Consider the flip of a coin. If you were to be given 8-5 odds on heads (an overlay) and 3-5 odds on tails (an underlay), the choice would be a no-brainer given the outcome is truly 50-50, meaning fair odds on both would be 1-1. Successful win betting requires you not just to pick who you think will win the race, but to also consider the probability of that horse winning. Once you’ve weighed those two factors against one another, if you believe you’ve found a horse whose chance of winning exceeds what the odds reflect, you should make a win bet.
Making a place bet means that you are wagering on a horse to finish in either first OR second. If the horse you bet to place comes in first, you win, and ditto if they come in second. Regardless of where they finish, first or second, you will receive the same payout, which is almost always less than a typical win payout.
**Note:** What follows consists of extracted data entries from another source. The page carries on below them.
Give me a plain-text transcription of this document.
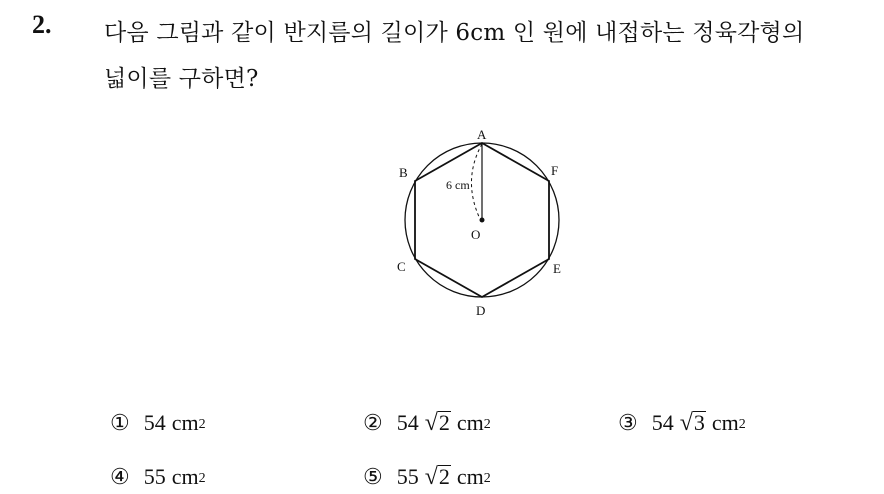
2. 다음 그림과 같이 반지름의 길이가 6cm 인 원에 내접하는 정육각형의
넓이를 구하면?
A
B
C
D
E
F
O
6 cm
① 54 $cm^2$	② 54 √ 2 $cm^2$	③ 54 √ 3 $cm^2$
④ 55 $cm^2$	⑤ 55 √ 2 $cm^2$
The reason for the lower payouts is that there are more winning tickets, since two horses in every race get paid out in the place pool. The payout is also dependent upon the two horses that occupy the top two spots. For instance, you may bet a big longshot to place that comes in, but if the horse in the other slot is a heavy favorite, one who accounts for a huge chunk of the place betting, you might receive considerably less than you think you deserve.
To bet on horses to place successfully, the same principles as win betting apply: you are looking for horses who have a greater chance to come in the top two slots than what is implied by their odds. Unfortunately, a major obstacle in finding overlays in the place pool is having to calculate what their odds even are, as place odds are not readily available the way win odds are since they are dependent upon another horse.
A show bet is betting on a horse to finish in any of the first three slots – first, second, or third. As with place betting, the show payout is the same regardless of which slot your horse finishes in, and instead depends on the horses who occupy the other two slots.
Generally, show betting is the most popular wager among newcomers to the racetrack as it offers the least amount of risk of any bet. The downside to this is that there is virtually no value in betting to show. Sure, you’ll likely cash a lot of tickets, but if just one or two of your selections fail to come in the top three spots, you’ll quickly see your bankroll evaporate. Over the long term, betting to show is a losing proposition.
Occasionally, the payouts to show can be super inflated. This happens when a horse, usually an overwhelming favorite, has taken an extraordinary amount of money in the show pool and then finishes off-the-board. These situations are called minus show pools, as bettors (otherwise known as bridge jumpers) are looking to capitalize on the guaranteed payout for what they perceive to be a sure thing. This dramatically boosts the payouts for all other horses in the show pool if that horse doesn’t come in.